Perhaps that was really all it was. “You’ll enjoy the weather,” she told him. “The weather’s been faultless.” There was nothing for it but to treat the momentous as trivial and vice versa. Wasn’t that how catastrophe was put in its place? The one-liners had always been reserved for the big things, the non-births, the deaths and betrayals. It was likely as not going to be the only way of managing their new status with one another, the postmarital world.

Perhaps Paolo saw that they had drifted too far into the banal. “Look,” he said. “I didn’t come here to yell at you. I’m hoping that now we have some distance we can be constructive, and make plans. We need to go through the boring details. I’ve been to a solicitor, as you asked me to. I found a new one so that you can use Graham.” Graham Pye, a friend of her father’s, had always done their legal work.
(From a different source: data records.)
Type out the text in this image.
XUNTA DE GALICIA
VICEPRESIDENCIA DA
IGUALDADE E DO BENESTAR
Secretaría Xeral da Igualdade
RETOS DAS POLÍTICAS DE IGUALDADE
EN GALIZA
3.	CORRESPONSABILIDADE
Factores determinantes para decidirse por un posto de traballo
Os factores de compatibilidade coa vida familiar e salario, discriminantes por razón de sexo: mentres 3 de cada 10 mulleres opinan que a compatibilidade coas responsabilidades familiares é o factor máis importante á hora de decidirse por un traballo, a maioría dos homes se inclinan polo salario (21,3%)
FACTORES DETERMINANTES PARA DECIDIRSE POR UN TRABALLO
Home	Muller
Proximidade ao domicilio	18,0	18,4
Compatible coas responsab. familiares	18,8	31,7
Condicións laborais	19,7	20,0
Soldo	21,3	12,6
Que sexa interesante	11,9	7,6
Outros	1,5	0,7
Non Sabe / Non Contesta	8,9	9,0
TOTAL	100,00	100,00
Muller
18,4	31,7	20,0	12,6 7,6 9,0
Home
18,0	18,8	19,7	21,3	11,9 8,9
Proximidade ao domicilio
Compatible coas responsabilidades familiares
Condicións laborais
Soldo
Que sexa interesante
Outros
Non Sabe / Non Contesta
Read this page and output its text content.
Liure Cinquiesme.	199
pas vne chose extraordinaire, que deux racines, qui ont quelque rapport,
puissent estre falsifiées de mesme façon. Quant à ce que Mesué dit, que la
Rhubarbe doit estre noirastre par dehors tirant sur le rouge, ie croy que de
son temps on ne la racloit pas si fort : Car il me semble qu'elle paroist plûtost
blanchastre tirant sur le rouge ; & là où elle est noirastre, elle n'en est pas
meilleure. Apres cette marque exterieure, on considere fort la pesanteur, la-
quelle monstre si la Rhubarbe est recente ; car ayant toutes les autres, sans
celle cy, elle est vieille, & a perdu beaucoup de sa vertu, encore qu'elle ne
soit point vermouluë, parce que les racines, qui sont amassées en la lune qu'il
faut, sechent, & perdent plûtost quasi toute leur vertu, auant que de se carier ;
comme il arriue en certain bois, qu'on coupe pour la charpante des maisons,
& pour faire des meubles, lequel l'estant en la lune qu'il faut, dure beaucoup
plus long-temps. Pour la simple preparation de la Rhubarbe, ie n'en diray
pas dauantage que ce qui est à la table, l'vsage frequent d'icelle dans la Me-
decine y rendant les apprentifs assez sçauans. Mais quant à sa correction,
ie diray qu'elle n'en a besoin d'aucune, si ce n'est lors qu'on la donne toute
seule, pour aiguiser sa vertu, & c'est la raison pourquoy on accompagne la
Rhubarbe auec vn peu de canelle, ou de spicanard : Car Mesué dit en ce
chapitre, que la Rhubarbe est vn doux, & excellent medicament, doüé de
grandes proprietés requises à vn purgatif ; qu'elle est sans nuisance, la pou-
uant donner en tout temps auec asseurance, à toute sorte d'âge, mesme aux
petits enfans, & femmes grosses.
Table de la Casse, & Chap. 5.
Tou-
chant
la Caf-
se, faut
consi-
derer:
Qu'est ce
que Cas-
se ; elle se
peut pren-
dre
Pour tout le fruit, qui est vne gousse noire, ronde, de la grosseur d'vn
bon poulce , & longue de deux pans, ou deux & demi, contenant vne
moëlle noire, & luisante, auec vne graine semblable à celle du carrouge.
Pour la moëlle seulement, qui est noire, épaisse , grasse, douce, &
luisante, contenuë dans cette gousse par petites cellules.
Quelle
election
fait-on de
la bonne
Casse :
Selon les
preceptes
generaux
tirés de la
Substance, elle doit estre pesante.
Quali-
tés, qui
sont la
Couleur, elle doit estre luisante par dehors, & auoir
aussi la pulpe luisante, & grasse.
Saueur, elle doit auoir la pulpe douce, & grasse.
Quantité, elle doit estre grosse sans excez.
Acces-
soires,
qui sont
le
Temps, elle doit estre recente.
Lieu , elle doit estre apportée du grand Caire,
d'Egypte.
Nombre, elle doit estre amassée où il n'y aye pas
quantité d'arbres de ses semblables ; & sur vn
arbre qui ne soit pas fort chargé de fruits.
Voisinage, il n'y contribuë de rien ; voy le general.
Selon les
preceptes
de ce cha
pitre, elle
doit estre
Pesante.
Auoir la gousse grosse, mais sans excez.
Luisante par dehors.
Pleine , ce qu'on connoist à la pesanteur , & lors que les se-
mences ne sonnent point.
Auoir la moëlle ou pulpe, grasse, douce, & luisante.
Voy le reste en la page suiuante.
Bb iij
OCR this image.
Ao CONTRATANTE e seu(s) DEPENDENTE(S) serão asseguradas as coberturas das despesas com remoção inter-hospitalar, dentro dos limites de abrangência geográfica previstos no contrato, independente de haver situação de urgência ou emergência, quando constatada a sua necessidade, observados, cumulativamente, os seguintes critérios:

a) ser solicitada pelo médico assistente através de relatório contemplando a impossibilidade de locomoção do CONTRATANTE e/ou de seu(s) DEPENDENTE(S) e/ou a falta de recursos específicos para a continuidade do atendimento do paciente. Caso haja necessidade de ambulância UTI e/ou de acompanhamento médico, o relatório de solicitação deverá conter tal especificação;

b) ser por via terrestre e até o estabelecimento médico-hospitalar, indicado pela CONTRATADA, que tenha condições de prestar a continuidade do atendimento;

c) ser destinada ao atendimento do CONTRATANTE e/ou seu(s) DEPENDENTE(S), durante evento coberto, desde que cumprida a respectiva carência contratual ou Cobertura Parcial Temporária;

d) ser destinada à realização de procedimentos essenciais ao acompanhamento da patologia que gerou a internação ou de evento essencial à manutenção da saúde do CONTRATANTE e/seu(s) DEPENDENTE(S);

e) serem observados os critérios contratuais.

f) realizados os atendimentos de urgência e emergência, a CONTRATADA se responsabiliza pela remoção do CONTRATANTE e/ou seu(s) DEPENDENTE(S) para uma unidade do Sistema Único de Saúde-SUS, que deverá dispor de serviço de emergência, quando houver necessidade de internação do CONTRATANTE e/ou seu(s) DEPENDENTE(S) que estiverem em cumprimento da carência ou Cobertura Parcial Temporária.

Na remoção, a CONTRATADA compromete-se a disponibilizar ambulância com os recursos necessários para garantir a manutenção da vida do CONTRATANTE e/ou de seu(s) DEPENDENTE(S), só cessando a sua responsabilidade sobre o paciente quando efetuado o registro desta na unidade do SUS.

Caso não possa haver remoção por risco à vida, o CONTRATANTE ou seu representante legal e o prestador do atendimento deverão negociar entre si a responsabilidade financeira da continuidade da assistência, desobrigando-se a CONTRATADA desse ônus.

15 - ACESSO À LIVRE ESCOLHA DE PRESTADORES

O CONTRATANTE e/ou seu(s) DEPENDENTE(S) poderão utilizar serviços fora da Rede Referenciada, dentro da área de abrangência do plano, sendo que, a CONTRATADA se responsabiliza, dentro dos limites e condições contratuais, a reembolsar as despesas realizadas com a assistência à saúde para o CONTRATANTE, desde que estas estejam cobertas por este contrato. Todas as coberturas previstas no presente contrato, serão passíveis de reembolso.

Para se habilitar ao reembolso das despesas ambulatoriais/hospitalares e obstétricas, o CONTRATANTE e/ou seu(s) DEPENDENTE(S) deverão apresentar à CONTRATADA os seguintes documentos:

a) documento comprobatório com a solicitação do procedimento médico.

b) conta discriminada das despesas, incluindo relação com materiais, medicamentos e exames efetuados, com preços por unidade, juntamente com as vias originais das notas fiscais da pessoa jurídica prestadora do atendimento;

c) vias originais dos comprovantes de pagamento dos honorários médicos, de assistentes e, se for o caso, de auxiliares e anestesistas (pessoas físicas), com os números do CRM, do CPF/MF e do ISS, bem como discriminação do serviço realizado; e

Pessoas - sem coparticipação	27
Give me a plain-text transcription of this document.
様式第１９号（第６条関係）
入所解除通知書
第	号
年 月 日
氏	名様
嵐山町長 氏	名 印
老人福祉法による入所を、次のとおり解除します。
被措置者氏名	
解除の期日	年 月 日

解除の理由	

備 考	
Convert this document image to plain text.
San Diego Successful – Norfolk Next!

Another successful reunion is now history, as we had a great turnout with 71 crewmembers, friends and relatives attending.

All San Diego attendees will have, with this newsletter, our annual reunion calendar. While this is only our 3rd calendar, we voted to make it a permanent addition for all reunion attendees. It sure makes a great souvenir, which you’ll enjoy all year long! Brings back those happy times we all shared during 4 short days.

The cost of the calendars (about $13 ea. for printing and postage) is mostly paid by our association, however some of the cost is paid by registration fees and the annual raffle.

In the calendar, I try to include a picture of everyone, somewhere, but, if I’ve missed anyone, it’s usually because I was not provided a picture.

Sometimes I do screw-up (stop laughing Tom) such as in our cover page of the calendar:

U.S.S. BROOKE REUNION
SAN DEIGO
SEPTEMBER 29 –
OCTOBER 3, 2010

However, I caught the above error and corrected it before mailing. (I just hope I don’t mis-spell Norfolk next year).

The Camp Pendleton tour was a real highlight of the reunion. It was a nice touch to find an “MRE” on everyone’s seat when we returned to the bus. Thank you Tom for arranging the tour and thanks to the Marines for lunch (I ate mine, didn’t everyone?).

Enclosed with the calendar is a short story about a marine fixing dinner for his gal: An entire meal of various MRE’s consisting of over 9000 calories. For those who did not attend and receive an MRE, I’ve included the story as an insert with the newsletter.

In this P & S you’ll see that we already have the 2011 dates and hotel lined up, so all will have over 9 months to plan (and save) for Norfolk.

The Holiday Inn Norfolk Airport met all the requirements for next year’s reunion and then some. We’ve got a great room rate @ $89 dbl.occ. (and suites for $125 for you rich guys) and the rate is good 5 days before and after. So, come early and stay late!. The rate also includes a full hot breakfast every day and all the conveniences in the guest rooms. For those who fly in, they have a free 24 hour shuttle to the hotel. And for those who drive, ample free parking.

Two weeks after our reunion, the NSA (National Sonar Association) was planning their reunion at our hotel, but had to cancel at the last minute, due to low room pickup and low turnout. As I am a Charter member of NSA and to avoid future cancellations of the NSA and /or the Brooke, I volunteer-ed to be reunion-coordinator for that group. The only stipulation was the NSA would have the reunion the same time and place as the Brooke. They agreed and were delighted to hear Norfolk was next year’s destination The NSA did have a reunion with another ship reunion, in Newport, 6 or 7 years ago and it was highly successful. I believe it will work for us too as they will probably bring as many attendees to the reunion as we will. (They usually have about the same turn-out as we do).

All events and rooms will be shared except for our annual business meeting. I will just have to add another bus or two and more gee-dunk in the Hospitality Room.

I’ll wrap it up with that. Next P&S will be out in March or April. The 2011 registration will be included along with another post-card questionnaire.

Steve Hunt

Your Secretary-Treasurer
“Okay,” she said. He was clear of it all now. He was free. He was recovered. It was, in its own way, devastating. She tried to locate a teasing sort of tone in herself, something frivolous. “You’ve had a long chat with the doctor, I hear. Village spies have been keeping me informed.”

Paolo deflected in his usual oblique way. “I didn’t want to stay at his house, but I liked him. We had a cup of coffee, so you could sleep.”

“Although he knows I don’t keep the siesta.”

“He told me you have grown fond of one another.”

“What?” He was smiling. “You’re kidding. Tell me you’re joking.”

“That was the gist of it.”

She couldn’t help herself. “So what else did you talk about?”

“We talked about the leg, which I’m assured is going to be better than the other one. We talked about the accident, how you bashed your brain on the road and whether it’s safe for you to fly.”

“And is it?”

“It has been for a while, I gather.”

“I feel fine.”

“Before we say any more, I’ve something to tell you.”

“What — what is it?”

“Mum had a TIA — that’s a small stroke — sorry, I can see that you knew that’s what it means — and she’s been in hospital. She’s going to be fine, but she’s high maintenance and Luca’s not been finding trips into the ward easy. It’s only been six months, no, nearer eight. Christ. Eight months since he lost Francesca. And even though she died at home … you know. It’s still the hospital.”